We can put these back to their original scale using the `inverse_transform` method.

In [None]:
pd.DataFrame(scaler.inverse_transform(scaled),
             columns=["LotArea","SalePrice"]).head()

In [None]:
training_set[["LotArea","SalePrice"]].head()

We can also add new features to our model by combining two or more existing features. For example, let's
multiply bedrooms by bathrooms. 
We'll also scale our input and output.

# Putting it all together

Let's take what we've learnt above and create an encode_features function that encodes a number of features. 

In [None]:
from utils import evaluate_model
from sklearn import linear_model

def encode_features(data, scaler=None):
    features = data.copy()
    
    # Encode Central Air where Y is 1, and N is 0
    features['CentralAir'] = features['CentralAir'] == 'Y'

    # Encode basement condition using one-hot-encoding
    bsmt_cond_map = {'Ex':5,'Gd':4,'TA':3,'Fa':2,'Po':1}
    features['BsmtQuality'] = features['BsmtCond'].map(bsmt_cond_map).fillna(0) # Some houses have no basement

    # Encode electrical
    features = pd.concat([features, encode_electrical(features['Electrical'])], axis=1)
    
    # Combine bed and bath    
    features['BedBath'] = features['FullBath'] * features['BedroomAbvGr']
    
    # Scale numeric values
    scaled_columns = [
        'FullBath',
        'BedroomAbvGr', 
        'BedBath',
        'GrLivArea',
        'CentralAir', 
        'FuseA',
        'FuseF',
        'FuseP', 
        'Mix',
        'SBrkr', 
        'BsmtQuality'
    ]
    scaled_features = features[scaled_columns]
    if not scaler:
        scaler = MinMaxScaler()
        scaler.fit(scaled_features)
        
    scaled_features = pd.DataFrame(scaler.transform(scaled_features), columns = scaled_columns)
    
    return scaled_features, scaler

def encode_label(data):
    labels = data.copy()['SalePrice']
    scaler = MinMaxScaler()
    scaler.fit(labels)    
    labels = pd.DataFrame(scaler.transform(labels), columns = ['SalePrice'])
    return (labels['SalePrice'], scaler)

def decode_label(data, scaler):
    return scaler.inverse_transform(data)
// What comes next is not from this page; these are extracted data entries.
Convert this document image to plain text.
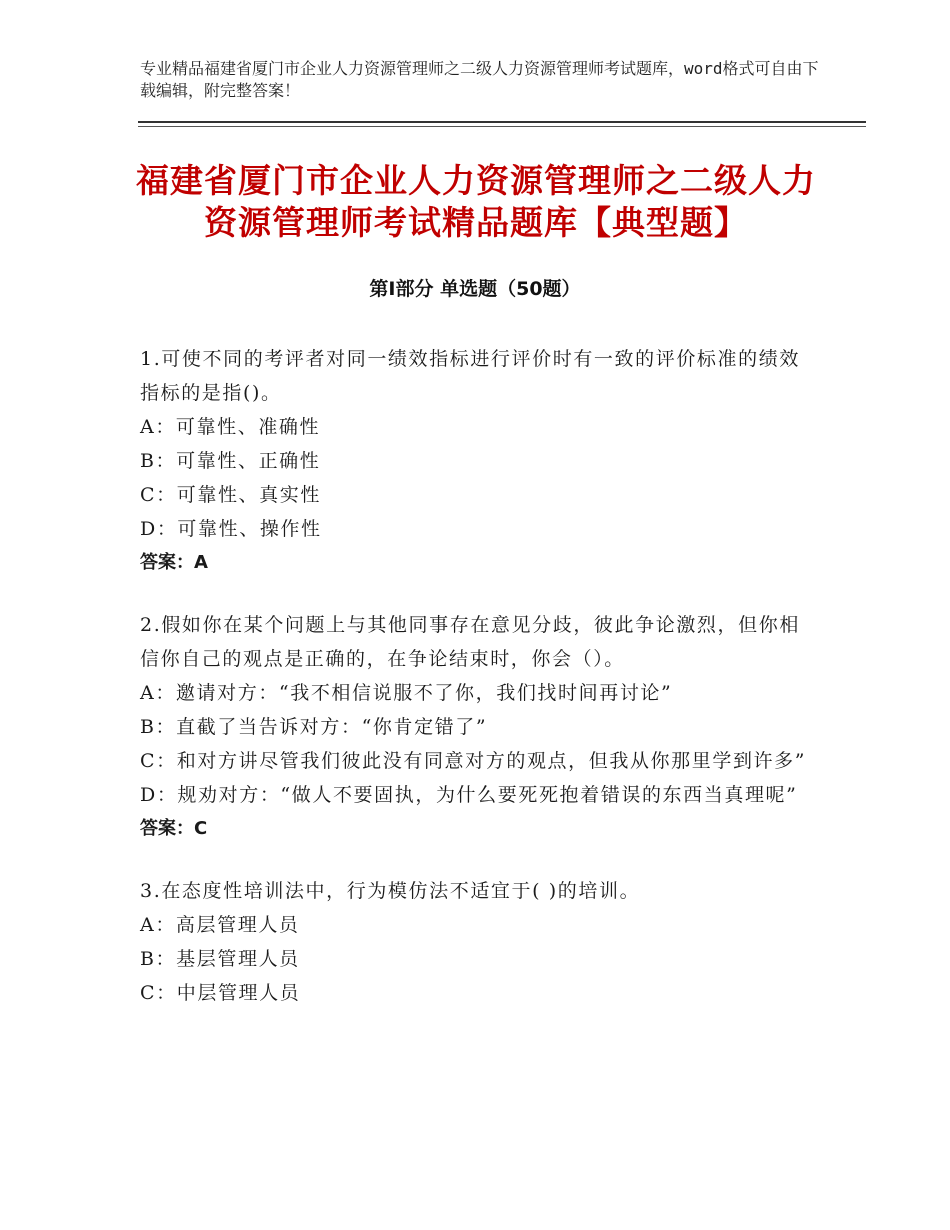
专业精品福建省厦门市企业人力资源管理师之二级人力资源管理师考试题库，word格式可自由下载编辑，附完整答案！
福建省厦门市企业人力资源管理师之二级人力资源管理师考试精品题库【典型题】
第Ⅰ部分 单选题（50题）
1.可使不同的考评者对同一绩效指标进行评价时有一致的评价标准的绩效指标的是指()。
A：可靠性、准确性
B：可靠性、正确性
C：可靠性、真实性
D：可靠性、操作性
答案：A
2.假如你在某个问题上与其他同事存在意见分歧，彼此争论激烈，但你相信你自己的观点是正确的，在争论结束时，你会（）。
A：邀请对方：“我不相信说服不了你，我们找时间再讨论”
B：直截了当告诉对方：“你肯定错了”
C：和对方讲尽管我们彼此没有同意对方的观点，但我从你那里学到许多”
D：规劝对方：“做人不要固执，为什么要死死抱着错误的东西当真理呢”
答案：C
3.在态度性培训法中，行为模仿法不适宜于( )的培训。
A：高层管理人员
B：基层管理人员
C：中层管理人员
def train_model(training_set):
    features, feature_scaler = encode_features(training_set)
    labels, label_scaler = encode_label(training_set)
    predictor = linear_model.LinearRegression()
    
    predictor.fit(features,labels)
    
    def model(input_data):
        input_features,_ = encode_features(input_data, scaler=feature_scaler)
        output_value = predictor.predict(input_features)
        return decode_label(output_value, label_scaler)
    
    return(model)

In [None]:
data,_ =encode_features(training_set)
data.head()
scaled_model = train_model(training_set)
evaluate_model(scaled_model)

## Exercise

Try some of the following:
- add `LotArea` to the multilinear model and observe the performance of the model
- add whether or not the house has a pool to this model in the code above. (Look at the `PoolArea` variable).
- add to the code above the KitchenQuality as a feature (see `KitchenQual` in `data_description.txt`)
- add `Heating` using One Hot encoding

Compare your new models accuracy to the above. Did it improve it or make it worse?